A valuable commercial resource, the quarrying of limestone in South Tyneside and Sunderland over decades has been responsible for impacting upon, and creating, magnesian limestone grassland sites. Such quarries can be found in the north at Marsden (South Tyneside), south and west through the City of Sunderland, and from there inland to Houghton and Hetton. This industry has left a legacy that is now an important biodiversity resource - wildlife-rich old quarry sites, for example Fulwell Quarry and Marsden Old Quarry, in Sunderland and South Tyneside respectively.
Flushed grassland
This is usually damp lowland neutral grassland with, often, spring-fed flushes. The swards of these are frequently rich in sedge species and moisture-loving herbs, such as cuckoo flower and northern marsh orchid, a good example is Hagg Hill Pasture in Gateshead.
Acid grassland
Acid grasslands occur on dry, free-draining, nutrient poor substrate with acid conditions; they often overlie beds of sand and gravel. Representative plants include sheep's fescue, common bent, wavy-hair-grass, sheep's sorrel, heath bedstraw and tormentil. Good examples include Owlet Hill in the Derwent Walk Country Park, Image Hill near Blaydon and the riverside grasslands at Ryton Willows, all in Gateshead. There is a smaller amount of this habitat in the City of Sunderland, for example at Elemore Golf Course.
Lowland heathland
This dwarf shrub habitat, growing at altitudes below 300 metres above sea level, is rare in the strategy area. Dominated by ericaceous plants, usually common heather, (bilberry may also be present), it is found on nutrient-poor acidic substrates, free-draining sandy areas and, sometimes, on damp peaty soils - occasionally on pit spoil (for example at Whitehills in Gateshead). Acid-loving herbs, such as heath bedstraw and tormentil, characterise the sward.

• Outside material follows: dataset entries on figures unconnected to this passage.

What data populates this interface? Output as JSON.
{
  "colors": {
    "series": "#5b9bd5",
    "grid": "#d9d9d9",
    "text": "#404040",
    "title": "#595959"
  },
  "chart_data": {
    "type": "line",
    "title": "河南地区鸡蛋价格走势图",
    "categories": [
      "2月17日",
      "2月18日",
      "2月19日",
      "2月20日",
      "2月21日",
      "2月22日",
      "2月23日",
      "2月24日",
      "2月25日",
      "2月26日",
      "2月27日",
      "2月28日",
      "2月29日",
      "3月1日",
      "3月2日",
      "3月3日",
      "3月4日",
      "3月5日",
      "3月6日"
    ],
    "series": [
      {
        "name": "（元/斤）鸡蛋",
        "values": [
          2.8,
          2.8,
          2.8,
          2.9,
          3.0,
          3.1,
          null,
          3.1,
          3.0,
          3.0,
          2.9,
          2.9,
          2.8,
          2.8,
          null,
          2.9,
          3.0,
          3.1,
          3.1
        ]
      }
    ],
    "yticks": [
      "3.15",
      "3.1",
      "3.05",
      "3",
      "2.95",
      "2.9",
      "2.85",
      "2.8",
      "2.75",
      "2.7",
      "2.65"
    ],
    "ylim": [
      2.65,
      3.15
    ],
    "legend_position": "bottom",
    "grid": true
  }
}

Gateshead has the majority of what is a relatively limited strategy-wide resource, with examples at Burdon Moor, Ousborough Woods and Tanfield Railway Sidings - all sites in the Team valley. This habitat occurs in a limited fashion, along some old railway lines such as on the Bowes Railway Path above the Team valley, and also in Sunderland, at the Eppleton Colliery Railway.

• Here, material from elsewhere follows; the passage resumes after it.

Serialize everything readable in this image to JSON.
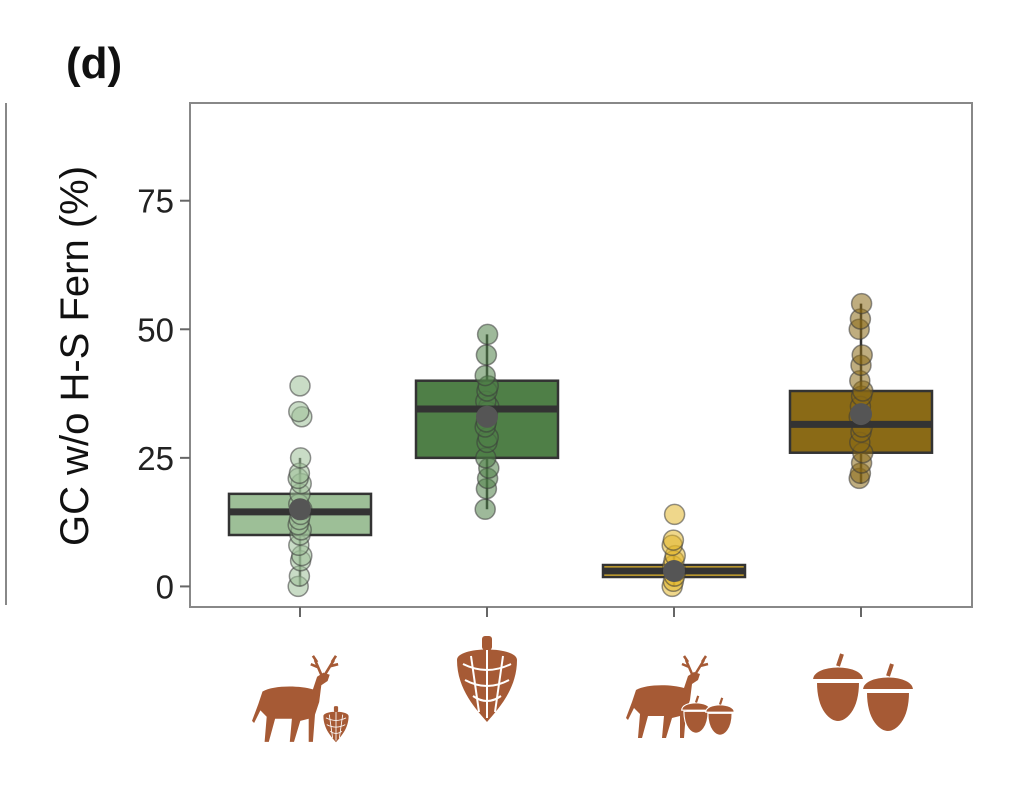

This habitat can also be found, where appropriate substrates occur, within some of the larger planted ancient woodland sites (PAWS) in the Derwent valley, for example in parts of Chopwell Woods and the Gibside Estate. In these instances, heathland occurs in a time-limited fashion, between the clear-fell and scrub re-growth stages of the harvesting cycle, before the habitat is shaded out by the re-stocked timber crop.